Shares in Benfield plunged as the reinsurance broker warned that year-end profits were set to decline for the second year in a row, with gloomy prospects for the following year.

In a trading update released this week, Benfield said the decline of the dollar was the main culprit, but also pointed the finger at continuing market deterioration, which it expected to cause further problems in 2008.

Benfield shares, valued at 304p before trading com-menced on Monday, dipped below 280p following the news – an initial loss of over 8%.

However, the price had recovered to 297p as Insurance Times went to press.

Benfield also announced plans for a two-year £150m share buy-back scheme – a repurchase of approximately 22% of existing shares.

This will be funded in part by a new £300m debt facility.

It said its broking operations continued to generate growth on a constant currency basis “driven by significant new business wins and a sustained increase in demand for property catastrophe reinsurance cover in peak exposure zones”.

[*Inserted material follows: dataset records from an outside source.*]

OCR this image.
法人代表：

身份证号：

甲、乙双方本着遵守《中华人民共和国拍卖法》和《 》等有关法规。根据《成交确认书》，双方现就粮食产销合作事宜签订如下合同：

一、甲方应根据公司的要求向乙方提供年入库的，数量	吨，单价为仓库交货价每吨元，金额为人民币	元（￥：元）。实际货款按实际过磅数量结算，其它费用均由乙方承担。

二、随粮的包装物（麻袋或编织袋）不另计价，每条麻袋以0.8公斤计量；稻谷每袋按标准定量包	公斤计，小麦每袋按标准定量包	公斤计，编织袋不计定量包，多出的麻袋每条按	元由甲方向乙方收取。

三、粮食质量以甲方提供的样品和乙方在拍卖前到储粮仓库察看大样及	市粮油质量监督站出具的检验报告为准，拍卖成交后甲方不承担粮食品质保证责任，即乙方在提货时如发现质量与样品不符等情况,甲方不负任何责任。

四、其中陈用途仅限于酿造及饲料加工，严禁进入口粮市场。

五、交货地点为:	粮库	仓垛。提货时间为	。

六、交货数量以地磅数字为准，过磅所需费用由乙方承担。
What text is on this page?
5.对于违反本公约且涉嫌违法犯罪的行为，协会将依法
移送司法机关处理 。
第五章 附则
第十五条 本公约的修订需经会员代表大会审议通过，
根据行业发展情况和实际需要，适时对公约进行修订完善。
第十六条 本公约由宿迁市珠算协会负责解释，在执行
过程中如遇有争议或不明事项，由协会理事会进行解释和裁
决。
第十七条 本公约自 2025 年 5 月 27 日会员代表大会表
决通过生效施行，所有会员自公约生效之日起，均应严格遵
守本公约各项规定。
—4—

But the broker said it did not believe that the reinsurance pricing cycle would turn in the near future. It added: “the current trend for insurers to retain more risk is expected to continue into 2008.”

Numis, which downgraded Benfield from ‘add’ to ‘reduce’ following the release of its interim results in September, said that the broker’s gloomy outlook for 2008 was the greatest cause for concern, and expected to make a “moderate” reduction on 2008 earnings per share (EPS) as a result.

It added that Benfield’s share repurchase programme would not improve the 2008 EPS.

Benfield posted pre-tax profits of £53m in 2006 and £53.8m in 2005. In its interim report this year, Benfield said year-end profits would be comparable to those of 2006.

Investment bank Goldman Sachs recently failed in a takeover bid for Benfield, and at the end of November, there was speculation that Aon was showing interest in the broker.